Unfortunately, the sun set on the other side of the mountains from us, so all we got was some grey fading light, but the monasteries were beautiful anyway. I’ve no idea how they were constructed, but these buildings cling to the top of these immense rocks, and the view from inside must be astonishing on a clear day. Six of the monasteries still have people inhabiting them – four by men and two by women. We cycled around the roads giving us great views of these awesome buildings, then headed down once it got dark. A couple of gyros later and I headed back to our accommodation to try and figure out the Iran problem.
It looks like there’s almost no chance I’ll be able to cycle through Iran. The visa regulations for British citizens changed earlier this year, meaning that I need a guide, an itinerary and to have hotels booked for the duration of my stay. Obviously, these are incompatible with cycle touring, but there is one company that I am exploring the option with. I’m pretty sure this will be prohibitively expensive however, so I need to be prepared with a plan B. The difficulty with the plan B is that I need to specify my dates of entry and exit for three of the four Central Asian countries, meaning I have to know the exact days I will be getting to the border of each country. This is a logistical nightmare. If I was able to spend a month in Iran, I could go to Tehran, sort out the visas there, then cycle to the border. Not an option however. To go overland, there is either the train or the boat.

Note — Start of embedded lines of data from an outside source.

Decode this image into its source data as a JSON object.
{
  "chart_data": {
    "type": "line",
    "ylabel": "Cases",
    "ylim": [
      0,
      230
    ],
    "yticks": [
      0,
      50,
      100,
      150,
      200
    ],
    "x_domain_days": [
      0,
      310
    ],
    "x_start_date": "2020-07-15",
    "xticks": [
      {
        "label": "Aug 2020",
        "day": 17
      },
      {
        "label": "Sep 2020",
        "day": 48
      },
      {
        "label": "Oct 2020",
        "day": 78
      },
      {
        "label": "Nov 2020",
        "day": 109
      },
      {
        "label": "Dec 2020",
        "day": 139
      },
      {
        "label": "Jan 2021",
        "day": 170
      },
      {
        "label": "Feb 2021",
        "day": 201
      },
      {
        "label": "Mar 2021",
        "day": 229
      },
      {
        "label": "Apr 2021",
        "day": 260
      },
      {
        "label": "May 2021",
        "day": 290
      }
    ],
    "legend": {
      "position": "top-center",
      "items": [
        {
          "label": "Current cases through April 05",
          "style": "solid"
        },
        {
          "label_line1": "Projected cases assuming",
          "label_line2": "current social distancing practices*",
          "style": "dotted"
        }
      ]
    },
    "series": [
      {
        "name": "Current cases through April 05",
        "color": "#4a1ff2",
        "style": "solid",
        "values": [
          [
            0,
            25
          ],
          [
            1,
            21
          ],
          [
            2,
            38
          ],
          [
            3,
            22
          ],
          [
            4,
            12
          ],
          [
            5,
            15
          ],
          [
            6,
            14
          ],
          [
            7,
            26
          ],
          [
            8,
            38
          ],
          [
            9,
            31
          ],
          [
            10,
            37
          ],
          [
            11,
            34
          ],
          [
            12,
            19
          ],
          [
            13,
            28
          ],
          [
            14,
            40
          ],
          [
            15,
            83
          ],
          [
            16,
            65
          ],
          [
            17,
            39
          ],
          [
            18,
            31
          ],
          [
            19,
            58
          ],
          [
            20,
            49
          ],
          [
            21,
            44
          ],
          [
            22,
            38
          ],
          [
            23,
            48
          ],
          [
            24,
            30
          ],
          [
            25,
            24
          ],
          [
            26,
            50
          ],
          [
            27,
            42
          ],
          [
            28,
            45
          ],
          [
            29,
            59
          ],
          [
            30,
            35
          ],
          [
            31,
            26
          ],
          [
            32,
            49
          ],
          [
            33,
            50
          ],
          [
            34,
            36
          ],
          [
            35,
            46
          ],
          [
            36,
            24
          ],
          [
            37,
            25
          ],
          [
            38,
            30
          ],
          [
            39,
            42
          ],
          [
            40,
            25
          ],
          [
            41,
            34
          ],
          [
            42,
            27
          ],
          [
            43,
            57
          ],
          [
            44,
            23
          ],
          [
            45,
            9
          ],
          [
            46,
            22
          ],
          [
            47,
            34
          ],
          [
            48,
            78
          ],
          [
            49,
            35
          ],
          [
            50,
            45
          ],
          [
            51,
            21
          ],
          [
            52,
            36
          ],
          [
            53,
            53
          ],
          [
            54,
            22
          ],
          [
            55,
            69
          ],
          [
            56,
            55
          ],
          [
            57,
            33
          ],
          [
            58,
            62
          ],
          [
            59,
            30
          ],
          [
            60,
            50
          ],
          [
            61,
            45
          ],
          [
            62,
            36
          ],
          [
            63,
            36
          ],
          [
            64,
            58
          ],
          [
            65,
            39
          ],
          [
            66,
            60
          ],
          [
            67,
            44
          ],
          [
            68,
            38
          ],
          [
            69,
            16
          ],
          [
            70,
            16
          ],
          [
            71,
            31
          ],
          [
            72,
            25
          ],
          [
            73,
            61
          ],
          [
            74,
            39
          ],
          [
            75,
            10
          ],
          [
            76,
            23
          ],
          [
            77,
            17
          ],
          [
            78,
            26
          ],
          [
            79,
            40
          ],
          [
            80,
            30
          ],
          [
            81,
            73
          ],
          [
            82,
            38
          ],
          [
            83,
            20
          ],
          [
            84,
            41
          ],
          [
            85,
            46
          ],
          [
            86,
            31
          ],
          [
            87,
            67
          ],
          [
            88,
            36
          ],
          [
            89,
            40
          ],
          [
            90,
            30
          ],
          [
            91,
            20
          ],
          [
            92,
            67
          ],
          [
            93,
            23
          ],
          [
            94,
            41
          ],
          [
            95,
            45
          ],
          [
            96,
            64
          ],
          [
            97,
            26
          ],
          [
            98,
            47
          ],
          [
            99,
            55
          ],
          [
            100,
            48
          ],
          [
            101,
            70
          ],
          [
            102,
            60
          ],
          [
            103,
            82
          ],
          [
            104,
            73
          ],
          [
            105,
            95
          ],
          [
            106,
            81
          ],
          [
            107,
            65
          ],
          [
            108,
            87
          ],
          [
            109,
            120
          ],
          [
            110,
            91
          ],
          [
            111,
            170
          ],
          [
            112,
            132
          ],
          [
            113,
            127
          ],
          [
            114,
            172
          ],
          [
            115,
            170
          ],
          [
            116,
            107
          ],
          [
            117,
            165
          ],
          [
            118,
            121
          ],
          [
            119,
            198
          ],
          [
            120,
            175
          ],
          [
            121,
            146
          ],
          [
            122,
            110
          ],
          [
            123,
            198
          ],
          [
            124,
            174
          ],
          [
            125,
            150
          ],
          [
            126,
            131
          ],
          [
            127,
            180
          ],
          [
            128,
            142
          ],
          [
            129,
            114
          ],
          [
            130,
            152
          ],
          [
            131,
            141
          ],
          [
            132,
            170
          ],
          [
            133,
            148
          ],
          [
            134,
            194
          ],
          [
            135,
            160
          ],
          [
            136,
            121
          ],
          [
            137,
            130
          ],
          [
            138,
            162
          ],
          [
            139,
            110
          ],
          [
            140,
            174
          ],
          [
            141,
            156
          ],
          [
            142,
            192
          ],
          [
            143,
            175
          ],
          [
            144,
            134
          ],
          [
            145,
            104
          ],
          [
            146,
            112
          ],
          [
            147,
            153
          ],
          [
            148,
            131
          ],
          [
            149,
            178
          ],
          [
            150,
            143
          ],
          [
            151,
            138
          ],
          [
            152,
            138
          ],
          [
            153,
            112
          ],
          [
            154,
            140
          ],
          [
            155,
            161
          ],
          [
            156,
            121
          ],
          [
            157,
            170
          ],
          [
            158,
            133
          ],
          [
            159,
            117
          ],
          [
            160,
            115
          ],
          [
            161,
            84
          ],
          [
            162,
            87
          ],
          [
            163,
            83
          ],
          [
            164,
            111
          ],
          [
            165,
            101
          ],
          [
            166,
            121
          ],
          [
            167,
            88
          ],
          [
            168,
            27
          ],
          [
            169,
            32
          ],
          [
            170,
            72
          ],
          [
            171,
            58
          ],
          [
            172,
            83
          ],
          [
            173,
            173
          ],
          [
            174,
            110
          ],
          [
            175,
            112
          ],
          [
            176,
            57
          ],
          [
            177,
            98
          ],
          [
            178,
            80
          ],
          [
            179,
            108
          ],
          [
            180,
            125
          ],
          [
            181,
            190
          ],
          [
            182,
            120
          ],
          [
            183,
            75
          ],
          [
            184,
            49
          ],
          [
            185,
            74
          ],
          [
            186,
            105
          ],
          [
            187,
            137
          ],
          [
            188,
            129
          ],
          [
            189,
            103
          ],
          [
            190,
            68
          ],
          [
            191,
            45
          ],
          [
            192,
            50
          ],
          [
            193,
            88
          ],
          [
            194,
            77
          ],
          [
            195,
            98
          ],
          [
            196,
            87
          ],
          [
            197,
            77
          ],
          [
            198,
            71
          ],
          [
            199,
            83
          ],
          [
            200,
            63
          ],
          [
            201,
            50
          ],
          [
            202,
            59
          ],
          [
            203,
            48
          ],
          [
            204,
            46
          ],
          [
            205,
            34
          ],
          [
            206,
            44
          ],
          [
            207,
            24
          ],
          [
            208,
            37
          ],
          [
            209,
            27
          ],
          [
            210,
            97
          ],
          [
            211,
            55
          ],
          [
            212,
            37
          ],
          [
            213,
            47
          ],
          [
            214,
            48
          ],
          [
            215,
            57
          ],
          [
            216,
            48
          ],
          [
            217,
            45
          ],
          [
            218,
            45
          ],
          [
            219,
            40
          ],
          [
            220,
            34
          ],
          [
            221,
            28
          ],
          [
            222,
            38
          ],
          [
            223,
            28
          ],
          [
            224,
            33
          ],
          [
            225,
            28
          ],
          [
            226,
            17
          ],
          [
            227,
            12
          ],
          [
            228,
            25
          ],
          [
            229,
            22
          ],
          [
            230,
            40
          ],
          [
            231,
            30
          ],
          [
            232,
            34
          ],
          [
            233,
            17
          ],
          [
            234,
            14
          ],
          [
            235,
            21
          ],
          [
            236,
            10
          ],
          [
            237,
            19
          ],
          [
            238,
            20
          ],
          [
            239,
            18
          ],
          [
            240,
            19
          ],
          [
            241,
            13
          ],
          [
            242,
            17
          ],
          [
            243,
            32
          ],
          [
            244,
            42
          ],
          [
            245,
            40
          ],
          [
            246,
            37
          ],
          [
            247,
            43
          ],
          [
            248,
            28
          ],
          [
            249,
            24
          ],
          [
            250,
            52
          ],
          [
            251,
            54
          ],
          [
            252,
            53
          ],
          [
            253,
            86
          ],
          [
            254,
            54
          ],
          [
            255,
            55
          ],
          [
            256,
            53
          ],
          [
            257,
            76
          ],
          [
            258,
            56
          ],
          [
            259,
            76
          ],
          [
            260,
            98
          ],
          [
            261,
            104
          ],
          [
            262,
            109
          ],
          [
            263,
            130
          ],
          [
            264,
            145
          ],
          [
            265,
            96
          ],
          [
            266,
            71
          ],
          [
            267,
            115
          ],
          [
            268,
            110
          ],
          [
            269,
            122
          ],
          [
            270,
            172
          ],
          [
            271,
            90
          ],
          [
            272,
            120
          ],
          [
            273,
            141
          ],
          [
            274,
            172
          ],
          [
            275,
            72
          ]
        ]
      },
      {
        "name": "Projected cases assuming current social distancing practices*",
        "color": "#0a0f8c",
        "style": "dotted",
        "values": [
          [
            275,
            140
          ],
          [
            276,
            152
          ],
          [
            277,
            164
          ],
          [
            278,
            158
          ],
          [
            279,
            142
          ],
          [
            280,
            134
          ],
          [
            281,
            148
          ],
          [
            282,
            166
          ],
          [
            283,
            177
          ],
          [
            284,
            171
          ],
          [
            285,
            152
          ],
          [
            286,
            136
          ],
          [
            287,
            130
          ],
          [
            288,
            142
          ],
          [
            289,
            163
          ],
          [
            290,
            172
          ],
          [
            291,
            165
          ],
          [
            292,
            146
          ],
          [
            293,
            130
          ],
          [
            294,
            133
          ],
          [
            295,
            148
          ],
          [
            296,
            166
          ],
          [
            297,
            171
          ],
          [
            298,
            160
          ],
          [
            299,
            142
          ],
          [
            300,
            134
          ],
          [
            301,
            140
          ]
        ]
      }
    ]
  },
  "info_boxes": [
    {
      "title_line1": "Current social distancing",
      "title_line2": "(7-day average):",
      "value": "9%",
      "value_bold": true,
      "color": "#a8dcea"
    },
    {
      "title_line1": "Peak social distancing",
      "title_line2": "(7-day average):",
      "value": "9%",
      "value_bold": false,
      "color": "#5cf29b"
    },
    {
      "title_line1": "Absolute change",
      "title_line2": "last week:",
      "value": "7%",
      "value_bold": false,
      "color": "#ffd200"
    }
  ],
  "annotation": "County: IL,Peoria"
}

The boat, affectionately known as the vomit ferry, goes from Baku, in Azerbaijan, to Turkmenbashi, in Turkmenistan. The train goes from Van, Turkey, to Sarakhs, Iran – it would take about two days and I would be able to get the transit visa for the trip I think. If I take the boat, I will not be able to cycle across Turkmenistan, as the distances are too great for the five day transit visa we can get (any other visa requires a guide and hotels etc). The bonus of the boat though, is it leaves from Baku, so I would be able to cross Georgia and Azerbaijan at least before I head for Central Asia. If I took the train, this would almost certainly preclude me from going to Georgia or Armenia. As all of the border crossings between Turkey and Armenia are closed, there’s no loop I could do that would allow me to go though all three countries then get back to Van easily – I’d have to totally retrace my steps and it’s not a short trip. Since I’m not going to be able to travel in Iran, I am planning to take some extra time in Istanbul to explore – either a few weeks or a month – which will allow the Turkish climate to improve a little before we head off.
Anyway, enough logistical problems, tomorrow we should have a solid day of riding. The roads should be flat all the way to Larisa and then the day after that we should have the chance to see Mt Olympus. It will be nice to get back onto flat ground after a week of hills, so I’m looking forward to seeing how the legs go.